After a spectacular start to the opening ceremony that went from mellow guitar anthem to tumbling parkour athletes to a raucous dance party, the hosts of the 2016 Olympics did a presentation — with no music — about global warming while they had the attention of the entire world.
The dramatic change in tone appeared intended to highlight the seriousness of the issue, and the display featured chilling images of the ocean rising to inundate places such as Amsterdam, Dubai, Shanghai, Florida — and, yes, Rio de Janeiro.
As the home to the world's largest remaining rainforest in the Amazon, Brazil is a key to slowing the rate of global warming worldwide, despite being responsible for burning an area almost the size of Texas since 1970.
The Amazon rainforest is crucial due to its unmatched biodiversity. Also, it's effective at storing carbon and keeping it out of the atmosphere, the forests in Brazil are usually destroyed to make way for cattle ranching, which releases carbon into the atmosphere.
As part of the theme, each athlete symbolically planted a seed while entering the Maracana stadium. A dance routine featured a solitary seedling, and "The Flower and the Nausea" by Brazilian poet Carlos Drummond de Andrade, about a flower growing through a city's asphalt, was read.
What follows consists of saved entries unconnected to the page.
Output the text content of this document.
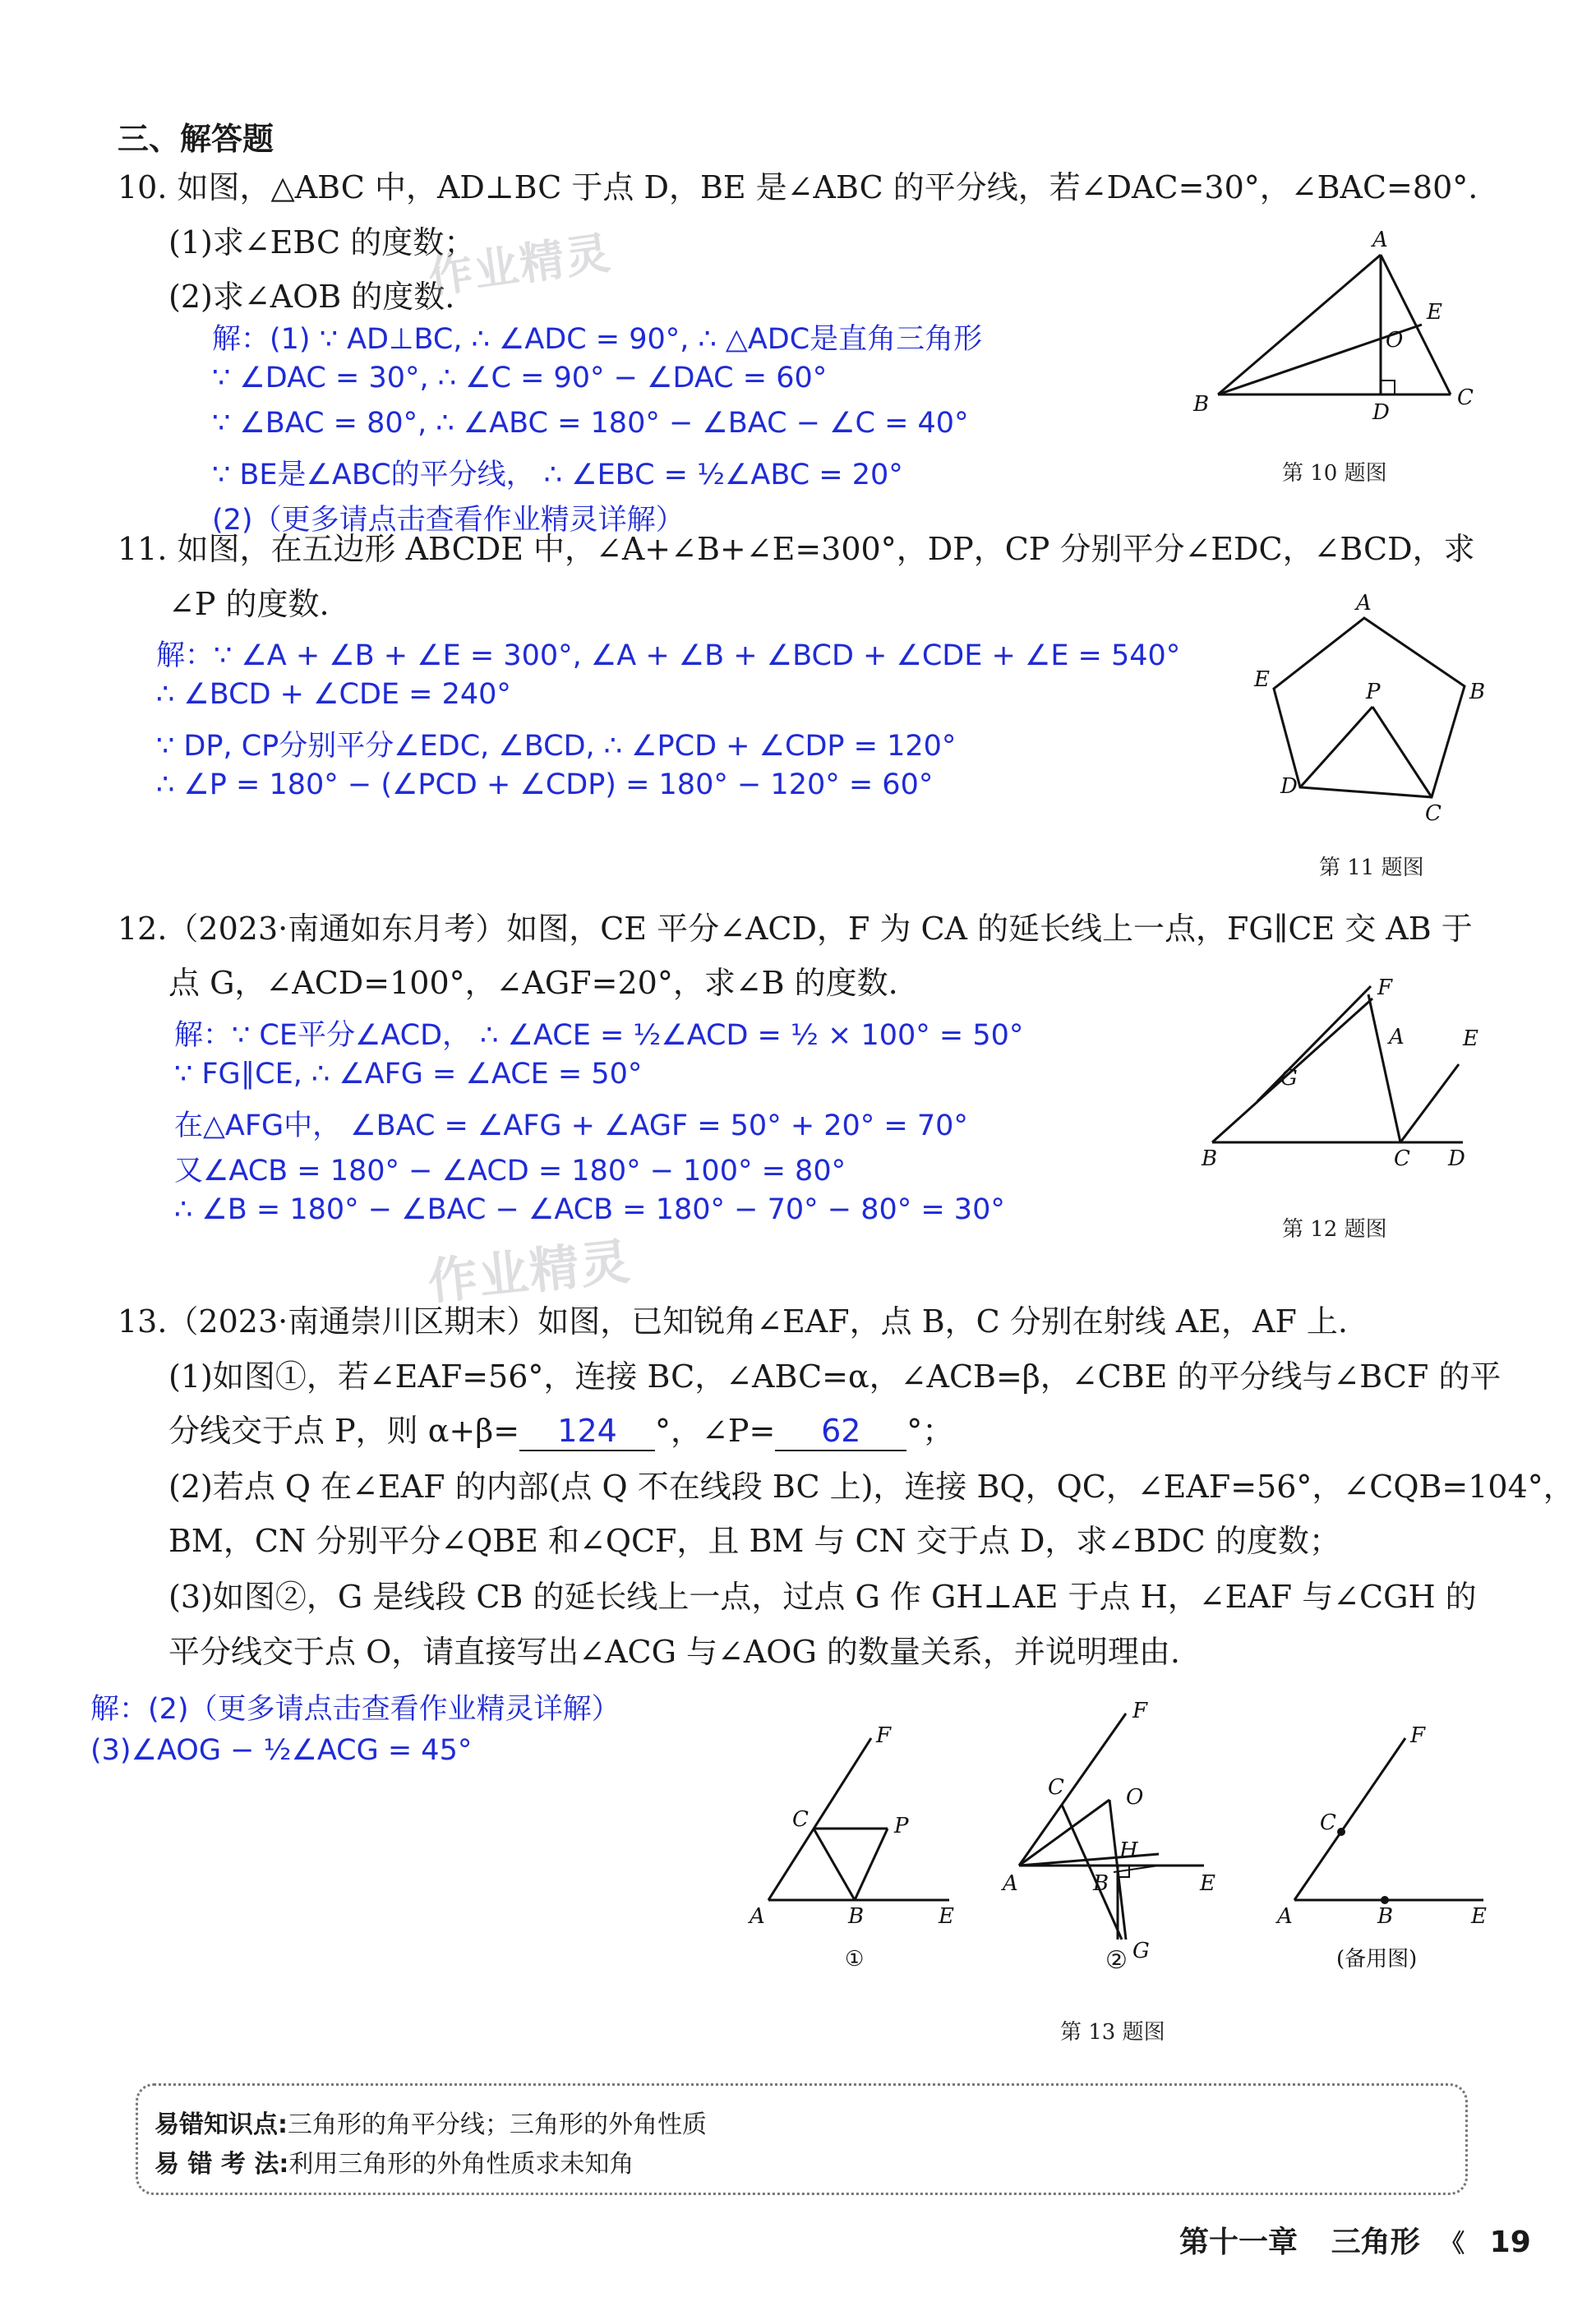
三、解答题
10. 如图，△ABC 中，AD⊥BC 于点 D，BE 是∠ABC 的平分线，若∠DAC=30°，∠BAC=80°.
(1)求∠EBC 的度数；
(2)求∠AOB 的度数.
作业精灵
解：(1) ∵ AD⊥BC, ∴ ∠ADC = 90°, ∴ △ADC是直角三角形
∵ ∠DAC = 30°, ∴ ∠C = 90° − ∠DAC = 60°
∵ ∠BAC = 80°, ∴ ∠ABC = 180° − ∠BAC − ∠C = 40°
∵ BE是∠ABC的平分线， ∴ ∠EBC = ½∠ABC = 20°
(2)（更多请点击查看作业精灵详解）
A
B	C
D
E
O
第 10 题图
11. 如图，在五边形 ABCDE 中，∠A+∠B+∠E=300°，DP，CP 分别平分∠EDC，∠BCD，求
∠P 的度数.
解：∵ ∠A + ∠B + ∠E = 300°, ∠A + ∠B + ∠BCD + ∠CDE + ∠E = 540°
∴ ∠BCD + ∠CDE = 240°
∵ DP, CP分别平分∠EDC, ∠BCD, ∴ ∠PCD + ∠CDP = 120°
∴ ∠P = 180° − (∠PCD + ∠CDP) = 180° − 120° = 60°
A
B
C
D
E	P
第 11 题图
12.（2023·南通如东月考）如图，CE 平分∠ACD，F 为 CA 的延长线上一点，FG∥CE 交 AB 于
点 G，∠ACD=100°，∠AGF=20°，求∠B 的度数.
解：∵ CE平分∠ACD， ∴ ∠ACE = ½∠ACD = ½ × 100° = 50°
∵ FG∥CE, ∴ ∠AFG = ∠ACE = 50°
在△AFG中， ∠BAC = ∠AFG + ∠AGF = 50° + 20° = 70°
又∠ACB = 180° − ∠ACD = 180° − 100° = 80°
∴ ∠B = 180° − ∠BAC − ∠ACB = 180° − 70° − 80° = 30°
作业精灵
F
A	E
G
B	C D
第 12 题图
13.（2023·南通崇川区期末）如图，已知锐角∠EAF，点 B，C 分别在射线 AE，AF 上.
(1)如图①，若∠EAF=56°，连接 BC，∠ABC=α，∠ACB=β，∠CBE 的平分线与∠BCF 的平
分线交于点 P，则 α+β= 124 °，∠P= 62 °；
(2)若点 Q 在∠EAF 的内部(点 Q 不在线段 BC 上)，连接 BQ，QC，∠EAF=56°，∠CQB=104°，
BM，CN 分别平分∠QBE 和∠QCF，且 BM 与 CN 交于点 D，求∠BDC 的度数；
(3)如图②，G 是线段 CB 的延长线上一点，过点 G 作 GH⊥AE 于点 H，∠EAF 与∠CGH 的
平分线交于点 O，请直接写出∠ACG 与∠AOG 的数量关系，并说明理由.
解：(2)（更多请点击查看作业精灵详解）
(3)∠AOG − ½∠ACG = 45°
A	B	E
C	P
F
①
C	O
F
H
A	B	E
G
②
A	B	E
C
F
(备用图)
第 13 题图
易错知识点:三角形的角平分线；三角形的外角性质
易 错 考 法:利用三角形的外角性质求未知角
第十一章 三角形 《 19
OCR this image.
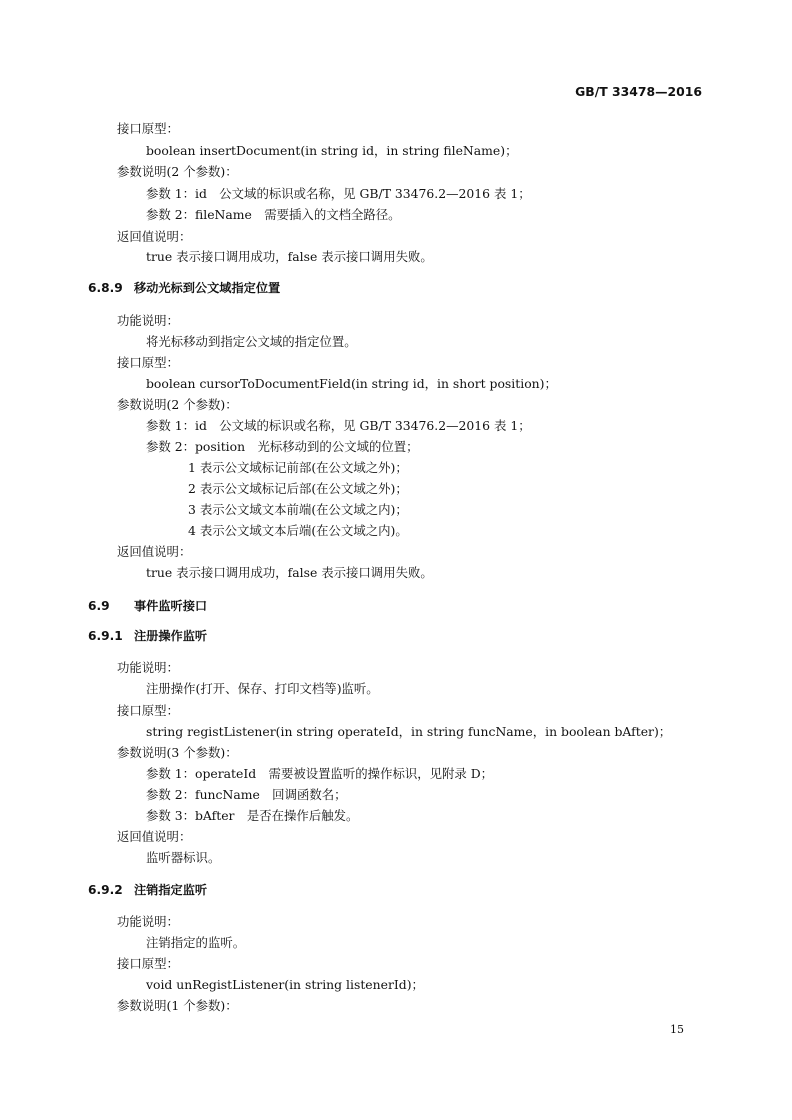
GB/T 33478—2016
接口原型：
boolean insertDocument(in string id，in string fileName)；
参数说明(2 个参数)：
参数 1：id　公文域的标识或名称，见 GB/T 33476.2—2016 表 1；
参数 2：fileName　需要插入的文档全路径。
返回值说明：
true 表示接口调用成功，false 表示接口调用失败。
6.8.9 移动光标到公文域指定位置
功能说明：
将光标移动到指定公文域的指定位置。
接口原型：
boolean cursorToDocumentField(in string id，in short position)；
参数说明(2 个参数)：
参数 1：id　公文域的标识或名称，见 GB/T 33476.2—2016 表 1；
参数 2：position　光标移动到的公文域的位置；
1 表示公文域标记前部(在公文域之外)；
2 表示公文域标记后部(在公文域之外)；
3 表示公文域文本前端(在公文域之内)；
4 表示公文域文本后端(在公文域之内)。
返回值说明：
true 表示接口调用成功，false 表示接口调用失败。
6.9 事件监听接口
6.9.1 注册操作监听
功能说明：
注册操作(打开、保存、打印文档等)监听。
接口原型：
string registListener(in string operateId，in string funcName，in boolean bAfter)；
参数说明(3 个参数)：
参数 1：operateId　需要被设置监听的操作标识，见附录 D；
参数 2：funcName　回调函数名；
参数 3：bAfter　是否在操作后触发。
返回值说明：
监听器标识。
6.9.2 注销指定监听
功能说明：
注销指定的监听。
接口原型：
void unRegistListener(in string listenerId)；
参数说明(1 个参数)：
15
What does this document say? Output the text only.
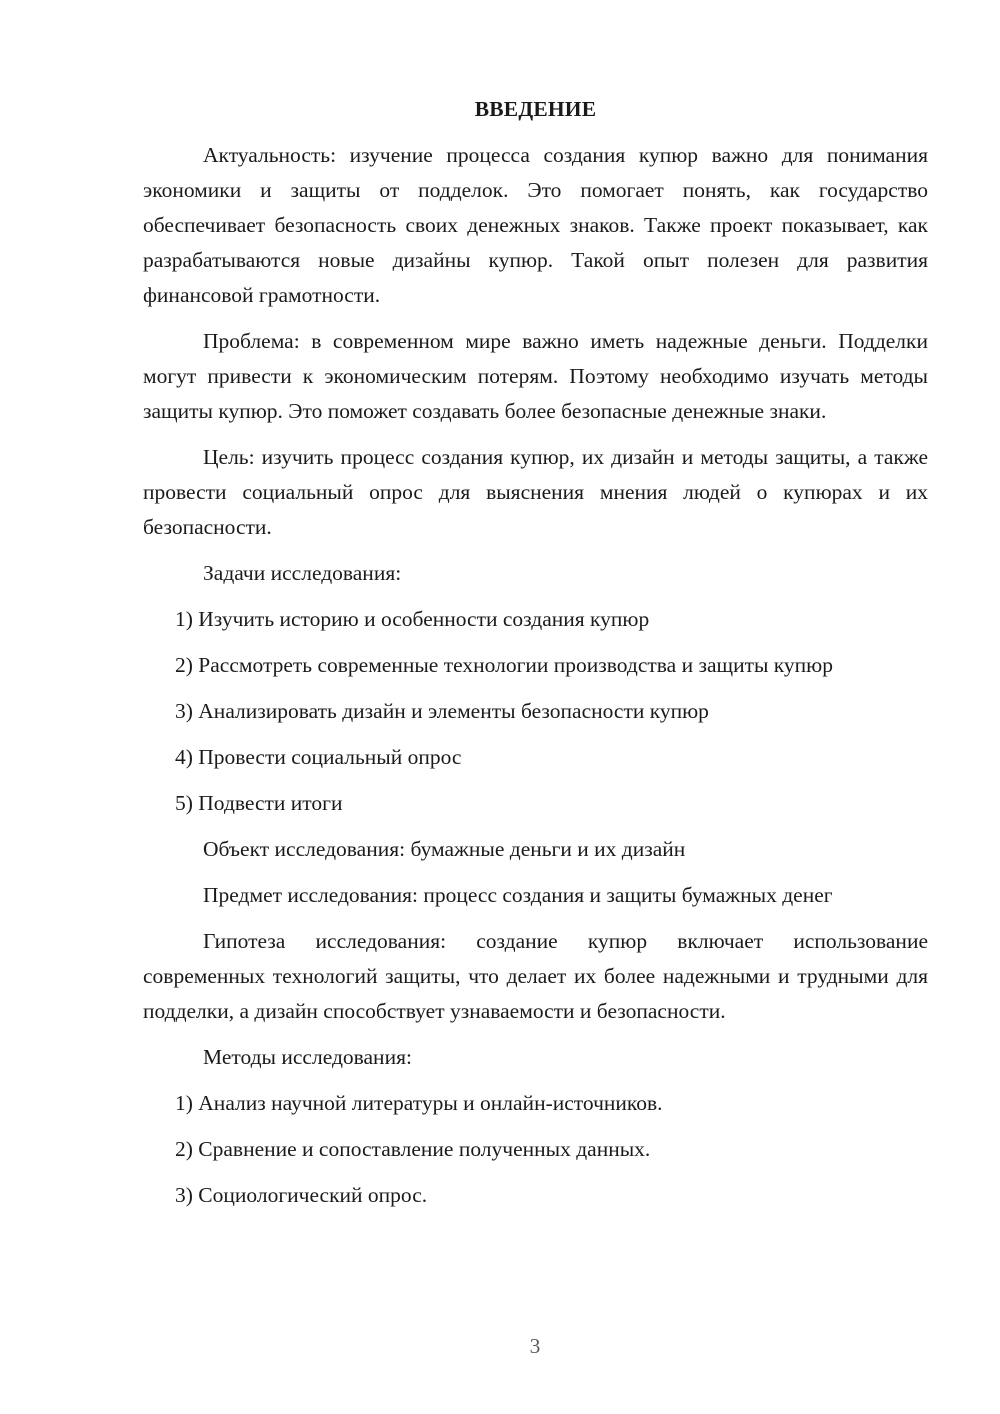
ВВЕДЕНИЕ

Актуальность: изучение процесса создания купюр важно для понимания экономики и защиты от подделок. Это помогает понять, как государство обеспечивает безопасность своих денежных знаков. Также проект показывает, как разрабатываются новые дизайны купюр. Такой опыт полезен для развития финансовой грамотности.

Проблема: в современном мире важно иметь надежные деньги. Подделки могут привести к экономическим потерям. Поэтому необходимо изучать методы защиты купюр. Это поможет создавать более безопасные денежные знаки.

Цель: изучить процесс создания купюр, их дизайн и методы защиты, а также провести социальный опрос для выяснения мнения людей о купюрах и их безопасности.

Задачи исследования:

1) Изучить историю и особенности создания купюр

2) Рассмотреть современные технологии производства и защиты купюр

3) Анализировать дизайн и элементы безопасности купюр

4) Провести социальный опрос

5) Подвести итоги

Объект исследования: бумажные деньги и их дизайн

Предмет исследования: процесс создания и защиты бумажных денег

Гипотеза исследования: создание купюр включает использование современных технологий защиты, что делает их более надежными и трудными для подделки, а дизайн способствует узнаваемости и безопасности.

Методы исследования:

1) Анализ научной литературы и онлайн-источников.

2) Сравнение и сопоставление полученных данных.

3) Социологический опрос.

3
Later, performers caused stylized trees to emerge from shining mirrored boxes to form five green Olympic rings.
The seeds will later be planted as part of an Olympic forest. Additionally, each country's delegation in the Parade of Nations was escorted by a child carrying a tree seedling in a pot.
Four years ago in London, British actor Kenneth Branagh played the role of engineer Isambard Kingdom Brunel, a key figure who helped advance industry in Britain and worldwide. In character, Branagh read from Shakespeare's The Tempest.